Deputy Speaker of the Gilgit-Baltistan Legislative Assembly
- In office 25 June 2015 – 23 June 2020
- Speaker: Fida Muhammad Nashad
- Preceded by: Jamil Ahmad
- Succeeded by: Nazir Ahmed

Member of the Gilgit-Baltistan Legislative Assembly
- In office 24 June 2015 – 23 June 2020
- Preceded by: Raziuddin Rizvi
- Succeeded by: Amjad Hussain Azar
- Constituency: GBA-1 Gilgit-I
- Majority: 874 (4.43%)

Personal details
- Party: Pakistan Muslim League (N)
- Education: University of Agriculture, Faisalabad Jama Millia College, Karachi

= Jafarullah Khan =

Pakistani politician

Jafarullah Khan is a Pakistani politician and a member of Pakistan Muslim League-N (PML-N).
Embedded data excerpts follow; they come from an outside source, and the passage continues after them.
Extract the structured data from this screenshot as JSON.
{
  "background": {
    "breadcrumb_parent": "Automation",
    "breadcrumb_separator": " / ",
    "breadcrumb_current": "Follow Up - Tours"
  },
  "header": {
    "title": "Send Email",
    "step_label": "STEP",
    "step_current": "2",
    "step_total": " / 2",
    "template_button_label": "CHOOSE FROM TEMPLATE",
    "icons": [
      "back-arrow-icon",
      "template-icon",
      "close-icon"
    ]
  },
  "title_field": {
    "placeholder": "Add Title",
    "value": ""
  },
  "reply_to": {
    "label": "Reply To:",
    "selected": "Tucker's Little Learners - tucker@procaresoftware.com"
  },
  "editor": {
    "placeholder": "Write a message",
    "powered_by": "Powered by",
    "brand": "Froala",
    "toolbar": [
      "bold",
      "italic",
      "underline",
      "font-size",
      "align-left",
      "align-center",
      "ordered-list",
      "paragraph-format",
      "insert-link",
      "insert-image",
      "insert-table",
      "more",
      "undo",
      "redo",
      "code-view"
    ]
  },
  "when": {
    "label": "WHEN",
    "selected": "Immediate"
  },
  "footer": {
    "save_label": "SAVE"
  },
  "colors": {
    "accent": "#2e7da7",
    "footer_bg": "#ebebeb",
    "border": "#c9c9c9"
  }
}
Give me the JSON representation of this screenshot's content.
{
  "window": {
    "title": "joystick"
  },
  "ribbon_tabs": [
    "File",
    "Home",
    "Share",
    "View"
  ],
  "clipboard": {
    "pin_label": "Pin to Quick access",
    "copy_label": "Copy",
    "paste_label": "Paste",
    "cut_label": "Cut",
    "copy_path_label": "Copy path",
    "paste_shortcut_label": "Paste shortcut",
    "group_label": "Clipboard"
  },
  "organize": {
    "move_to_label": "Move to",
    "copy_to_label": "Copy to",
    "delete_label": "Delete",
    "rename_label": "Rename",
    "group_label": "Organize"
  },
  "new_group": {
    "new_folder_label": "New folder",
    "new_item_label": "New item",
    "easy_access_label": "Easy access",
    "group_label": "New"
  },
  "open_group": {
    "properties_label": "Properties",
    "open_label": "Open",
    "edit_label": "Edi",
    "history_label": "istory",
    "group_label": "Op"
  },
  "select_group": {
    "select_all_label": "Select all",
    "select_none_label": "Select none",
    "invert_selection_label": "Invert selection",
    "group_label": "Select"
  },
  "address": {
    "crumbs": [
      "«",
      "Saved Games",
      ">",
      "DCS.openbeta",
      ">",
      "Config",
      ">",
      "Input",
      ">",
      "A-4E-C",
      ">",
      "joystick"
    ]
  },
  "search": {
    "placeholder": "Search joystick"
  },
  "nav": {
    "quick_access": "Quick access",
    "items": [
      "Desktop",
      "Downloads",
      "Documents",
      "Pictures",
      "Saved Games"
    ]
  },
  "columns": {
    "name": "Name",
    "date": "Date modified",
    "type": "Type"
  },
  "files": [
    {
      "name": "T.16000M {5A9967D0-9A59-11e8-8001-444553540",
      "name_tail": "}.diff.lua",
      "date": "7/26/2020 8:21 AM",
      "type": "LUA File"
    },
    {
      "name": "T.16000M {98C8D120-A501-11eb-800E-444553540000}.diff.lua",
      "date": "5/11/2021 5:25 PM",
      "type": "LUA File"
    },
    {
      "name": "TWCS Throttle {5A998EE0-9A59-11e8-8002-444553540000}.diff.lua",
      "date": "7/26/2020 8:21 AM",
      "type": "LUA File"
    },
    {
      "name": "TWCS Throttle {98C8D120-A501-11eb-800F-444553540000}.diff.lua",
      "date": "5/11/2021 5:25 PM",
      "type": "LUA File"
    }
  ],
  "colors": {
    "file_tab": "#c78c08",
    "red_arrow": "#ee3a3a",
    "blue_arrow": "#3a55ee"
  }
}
He served as a Member of the Gilgit-Baltistan Legislative Assembly and as its Deputy Speaker from June 2015 to June 2020.

== Education ==
Jafarullah Khan attended Jama Millia College in Karachi and subsequently studied at the University of Agriculture, Faisalabad.

== Political career ==
He contested the 2009 Gilgit-Baltistan Assembly election from GBA-1 Gilgit-I a candidate of Pakistan Muslim League (N) (PML(N)), but was unsuccessful. He received 8,858 votes and was defeated by Syed Raziuddin Rizvi, an independent candidate.

He was elected to the Gilgit-Baltistan Assembly from GBA-1 Gilgit-I as a candidate of PML(N) in the 2015 Gilgit-Baltistan Assembly election. He received 7,171 votes and defeated Amjad Hussain Azar, a candidate of Pakistan People's Party (PPP).

Following the election, Khan was elected Deputy Speaker of the Gilgit-Baltistan Assembly unopposed on 25 June 2015, alongside Speaker Fida Muhammad Nashad, also of PML(N). The Majlis Wahdat-e-Muslimeen candidate withdrew in his favour. He served in both roles until the expiry of the assembly's term in June 2020.

He contested the 2020 Gilgit-Baltistan Assembly election from GBA-1 Gilgit-I as a candidate of PML(N), but was unsuccessful. He was defeated by Amjad Hussain Azar, a candidate of PPP.